Monday night, Prestwick officials promised only to have their planned commercial-retail space completed when the fifth and final apartment building received its certificate of occupancy from the government.
They said the commissioners’ request Monday night was unexpected, the first time anyone had expressed such a request since Prestwick proposed the development in March.
In October, the Planning Board unanimously recommended that the town Board of Commissioners approve a rezoning for the project, but commissioners felt differently Monday night.
“We’ve got plenty of apartments,” commissioner Lisa Qualls, the board’s mayor pro tem, said before the board voted against a rezoning for the project. “I’m not sure what value this adds to the town of Mooresville, to have 300-some more apartments..
“You go on (two-lane) Alcove Road and it’s development, development, development, development,” Qualls said. “None of it goes together. It just doesn’t feel like orderly development to me.”
“This is high density,” commissioner Gary West said, adding that the project had no affordable-housing units. “We get hit with a lot of density. Expensive dirt drives high density, I get it, right?”
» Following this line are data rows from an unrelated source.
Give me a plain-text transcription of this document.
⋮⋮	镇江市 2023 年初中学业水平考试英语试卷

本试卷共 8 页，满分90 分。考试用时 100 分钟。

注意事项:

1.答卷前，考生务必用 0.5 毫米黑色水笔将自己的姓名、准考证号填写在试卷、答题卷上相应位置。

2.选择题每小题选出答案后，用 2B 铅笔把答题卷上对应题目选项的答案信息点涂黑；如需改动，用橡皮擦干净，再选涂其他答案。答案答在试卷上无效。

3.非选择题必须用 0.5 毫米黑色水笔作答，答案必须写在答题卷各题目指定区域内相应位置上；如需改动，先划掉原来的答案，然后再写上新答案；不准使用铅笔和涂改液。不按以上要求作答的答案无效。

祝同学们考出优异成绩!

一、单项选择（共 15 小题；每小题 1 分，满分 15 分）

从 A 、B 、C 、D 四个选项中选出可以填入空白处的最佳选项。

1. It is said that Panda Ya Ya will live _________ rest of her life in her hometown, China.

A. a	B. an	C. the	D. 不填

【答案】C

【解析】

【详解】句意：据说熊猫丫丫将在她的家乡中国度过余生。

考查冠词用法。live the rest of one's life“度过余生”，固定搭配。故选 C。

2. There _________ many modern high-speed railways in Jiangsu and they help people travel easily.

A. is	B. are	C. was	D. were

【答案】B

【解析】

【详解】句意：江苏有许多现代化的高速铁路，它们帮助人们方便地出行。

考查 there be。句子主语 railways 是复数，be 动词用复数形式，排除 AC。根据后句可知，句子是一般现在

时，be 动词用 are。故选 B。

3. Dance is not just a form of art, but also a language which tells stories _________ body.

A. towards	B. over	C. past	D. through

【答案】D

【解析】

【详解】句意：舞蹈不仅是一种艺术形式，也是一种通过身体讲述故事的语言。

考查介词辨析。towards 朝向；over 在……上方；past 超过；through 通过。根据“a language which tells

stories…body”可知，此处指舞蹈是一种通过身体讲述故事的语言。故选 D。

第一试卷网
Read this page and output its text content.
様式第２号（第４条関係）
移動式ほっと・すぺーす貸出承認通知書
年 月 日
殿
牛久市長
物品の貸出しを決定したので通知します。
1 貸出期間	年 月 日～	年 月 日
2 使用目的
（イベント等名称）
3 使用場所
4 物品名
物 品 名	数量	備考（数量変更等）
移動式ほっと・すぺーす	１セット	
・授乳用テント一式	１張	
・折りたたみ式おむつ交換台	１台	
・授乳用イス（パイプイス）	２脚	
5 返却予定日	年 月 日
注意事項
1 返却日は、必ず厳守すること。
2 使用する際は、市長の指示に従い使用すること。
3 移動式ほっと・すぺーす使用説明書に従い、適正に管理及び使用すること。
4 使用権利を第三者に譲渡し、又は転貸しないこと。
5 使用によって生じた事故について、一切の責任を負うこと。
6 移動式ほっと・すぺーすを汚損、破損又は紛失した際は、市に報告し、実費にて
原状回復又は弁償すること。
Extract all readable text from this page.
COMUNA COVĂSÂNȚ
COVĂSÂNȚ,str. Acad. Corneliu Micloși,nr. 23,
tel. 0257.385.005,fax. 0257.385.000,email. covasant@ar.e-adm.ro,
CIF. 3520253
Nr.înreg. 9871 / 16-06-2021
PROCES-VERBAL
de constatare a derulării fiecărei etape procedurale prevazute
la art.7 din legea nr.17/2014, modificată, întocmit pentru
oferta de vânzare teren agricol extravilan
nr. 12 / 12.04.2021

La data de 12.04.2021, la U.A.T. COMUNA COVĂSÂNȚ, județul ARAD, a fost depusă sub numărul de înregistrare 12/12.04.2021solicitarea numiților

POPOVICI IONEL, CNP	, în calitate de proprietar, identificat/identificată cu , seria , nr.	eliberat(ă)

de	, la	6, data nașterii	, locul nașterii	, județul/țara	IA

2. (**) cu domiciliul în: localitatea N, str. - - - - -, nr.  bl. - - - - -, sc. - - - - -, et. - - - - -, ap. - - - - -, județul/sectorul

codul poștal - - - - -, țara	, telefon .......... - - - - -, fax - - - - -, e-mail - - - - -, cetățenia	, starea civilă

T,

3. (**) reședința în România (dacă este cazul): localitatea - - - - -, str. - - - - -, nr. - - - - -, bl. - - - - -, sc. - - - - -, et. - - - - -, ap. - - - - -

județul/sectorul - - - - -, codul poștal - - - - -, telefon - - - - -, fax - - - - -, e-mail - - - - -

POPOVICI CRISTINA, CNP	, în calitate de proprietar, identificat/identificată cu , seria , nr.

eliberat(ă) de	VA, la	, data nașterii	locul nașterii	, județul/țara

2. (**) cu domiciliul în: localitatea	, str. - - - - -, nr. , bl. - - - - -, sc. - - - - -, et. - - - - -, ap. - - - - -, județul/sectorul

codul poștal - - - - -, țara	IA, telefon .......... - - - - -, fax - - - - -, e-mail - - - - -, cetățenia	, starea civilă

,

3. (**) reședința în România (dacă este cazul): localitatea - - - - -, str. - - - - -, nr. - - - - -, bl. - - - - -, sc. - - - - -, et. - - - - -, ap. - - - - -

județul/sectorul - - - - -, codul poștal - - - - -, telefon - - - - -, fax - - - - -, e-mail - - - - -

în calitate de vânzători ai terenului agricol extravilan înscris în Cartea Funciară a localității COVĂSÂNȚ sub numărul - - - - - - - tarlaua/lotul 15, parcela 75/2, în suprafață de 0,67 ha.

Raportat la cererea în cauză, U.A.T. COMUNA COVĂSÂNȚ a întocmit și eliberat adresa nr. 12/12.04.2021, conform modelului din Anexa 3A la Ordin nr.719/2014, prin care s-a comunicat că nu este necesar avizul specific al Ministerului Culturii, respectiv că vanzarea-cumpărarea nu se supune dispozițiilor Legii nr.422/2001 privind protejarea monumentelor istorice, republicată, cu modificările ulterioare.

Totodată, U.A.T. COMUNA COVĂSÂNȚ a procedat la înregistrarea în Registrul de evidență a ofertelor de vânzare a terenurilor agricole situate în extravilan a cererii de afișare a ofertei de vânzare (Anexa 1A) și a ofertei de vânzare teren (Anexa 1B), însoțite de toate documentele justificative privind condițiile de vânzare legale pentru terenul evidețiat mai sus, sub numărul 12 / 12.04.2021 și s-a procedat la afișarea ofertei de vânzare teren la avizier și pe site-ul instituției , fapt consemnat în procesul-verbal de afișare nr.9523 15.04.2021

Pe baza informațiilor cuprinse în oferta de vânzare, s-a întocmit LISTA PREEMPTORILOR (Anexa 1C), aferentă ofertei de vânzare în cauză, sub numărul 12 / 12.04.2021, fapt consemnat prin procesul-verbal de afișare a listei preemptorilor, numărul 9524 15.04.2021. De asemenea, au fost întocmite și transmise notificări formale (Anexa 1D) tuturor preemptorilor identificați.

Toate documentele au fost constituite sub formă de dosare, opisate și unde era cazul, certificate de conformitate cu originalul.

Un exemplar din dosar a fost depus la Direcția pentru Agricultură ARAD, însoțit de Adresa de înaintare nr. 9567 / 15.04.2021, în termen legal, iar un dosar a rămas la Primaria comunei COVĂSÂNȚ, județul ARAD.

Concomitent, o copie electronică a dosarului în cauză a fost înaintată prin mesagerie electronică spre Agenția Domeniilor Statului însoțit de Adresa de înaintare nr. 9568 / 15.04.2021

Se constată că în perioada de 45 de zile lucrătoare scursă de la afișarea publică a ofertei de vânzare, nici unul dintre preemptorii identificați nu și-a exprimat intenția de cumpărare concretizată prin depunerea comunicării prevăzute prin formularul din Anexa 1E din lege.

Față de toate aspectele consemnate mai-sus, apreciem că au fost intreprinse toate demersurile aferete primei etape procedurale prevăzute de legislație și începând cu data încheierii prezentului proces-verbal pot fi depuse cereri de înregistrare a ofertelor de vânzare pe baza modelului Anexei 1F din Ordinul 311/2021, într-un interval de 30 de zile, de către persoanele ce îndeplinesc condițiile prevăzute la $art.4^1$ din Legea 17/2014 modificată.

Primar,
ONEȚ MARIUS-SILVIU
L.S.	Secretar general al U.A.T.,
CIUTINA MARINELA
But 2,497 additional apartments in town either have been approved, are under construction or are about to receive certificates of occupancy, he said.
Yet the town “is held hostage” by the North Carolina Department of Transportation, he said, never knowing if the state will expand state roads along which the apartments are being built.
Prestwick officials told the Board of Commissioners Monday night that they’ve worked with the NCDOT for 11 months on entrances to their development.
“We’re willing to be flexible,” a Prestwick representative said. “We’re very excited about this development.”
His enthusiasm, however, didn’t spread to the elected officials he pitched the project to Monday night.
“It’s so disjointed,” Atkins said about the developer’s plan.